While Freedman and other Eye Center surgeons continued their efforts to restore Kyle’s sight, Eye Center clinical social worker Renee Halberg, MSW, worked with him and his mother to provide emotional support and to help prepare Kyle to function in school with further reduced vision.
“Kyle has had to endure a rapid pace of change unimaginable to most 13-year-olds,” says Halberg. “And he has done so with a remarkable sense of grace.”
Halberg accompanied the Street family to the Governor Morehead School for the Blind in Raleigh, North Carolina where he was introduced to a world where students walk with white canes, learn keyboarding skills, and use Braille readers and computer-assisted technology.
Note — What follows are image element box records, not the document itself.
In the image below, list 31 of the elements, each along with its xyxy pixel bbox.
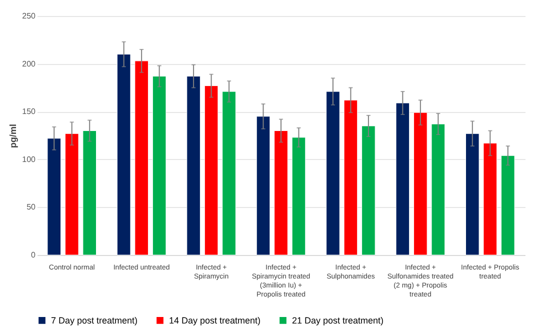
bar <box>431 124 446 256</box>
y-axis-title: pg/ml <box>8 124 18 148</box>
y-tick-label: 0 <box>31 250 36 260</box>
bar <box>483 142 498 256</box>
bar <box>222 91 236 256</box>
bar <box>292 137 306 256</box>
bar <box>116 54 131 256</box>
bar <box>274 130 288 256</box>
bar <box>204 86 218 256</box>
legend-label: 14 Day post treatment) <box>169 315 261 326</box>
bar <box>47 138 62 256</box>
bar <box>500 155 515 256</box>
bar <box>82 130 97 256</box>
bar <box>326 91 340 256</box>
bar <box>134 60 148 256</box>
y-tick-label: 250 <box>22 12 36 20</box>
bar <box>465 133 480 256</box>
bar <box>396 102 410 256</box>
legend-label: 7 Day post treatment) <box>51 315 138 326</box>
y-tick-label: 150 <box>22 107 36 116</box>
bar <box>152 76 166 256</box>
bar <box>186 76 200 256</box>
bar <box>256 116 270 256</box>
bar <box>344 100 358 256</box>
bar <box>362 126 376 256</box>
y-tick-label: 50 <box>26 202 36 212</box>
y-tick-label: 200 <box>22 59 36 68</box>
legend-label: 21 Day post treatment) <box>292 315 384 326</box>
y-tick-label: 100 <box>22 154 36 164</box>
bar <box>414 112 428 256</box>
bar <box>64 133 79 256</box>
After a scary, emotional month, Kyle’s vision began to return. By April his vision had almost improved to where it was last June, Freedman reports. “There is about a 75 percent chance that Kyle’s vision will return to its pre-surgery state. Even his best vision is what most people would consider legal blindness.”
He looks forward to being home with his friends but laughs as he recounts attending Duke basketball games and the Teddy Bear Ball. There have been some good times, he says. In almost six months at the Ronald McDonald House, he and his mother have made new friends with whom they’ve celebrated Halloween, Thanksgiving, Christmas, and Kyle’s 13th birthday.
His one regret is that he didn’t meet Duke coach Mike Krzyzewski, although he came close. Maybe next time, he says. Colleen says Kyle’s experience at Duke has been a miracle.
“I thought my God, my child is blind,” she recalls of the day her son’s sight left him. Today she is relieved, optimistic, and appreciative of the efforts of everyone at Duke Eye Center. “They have saved his sight,” she says. And given a terrific young man the chance to be a teenager again.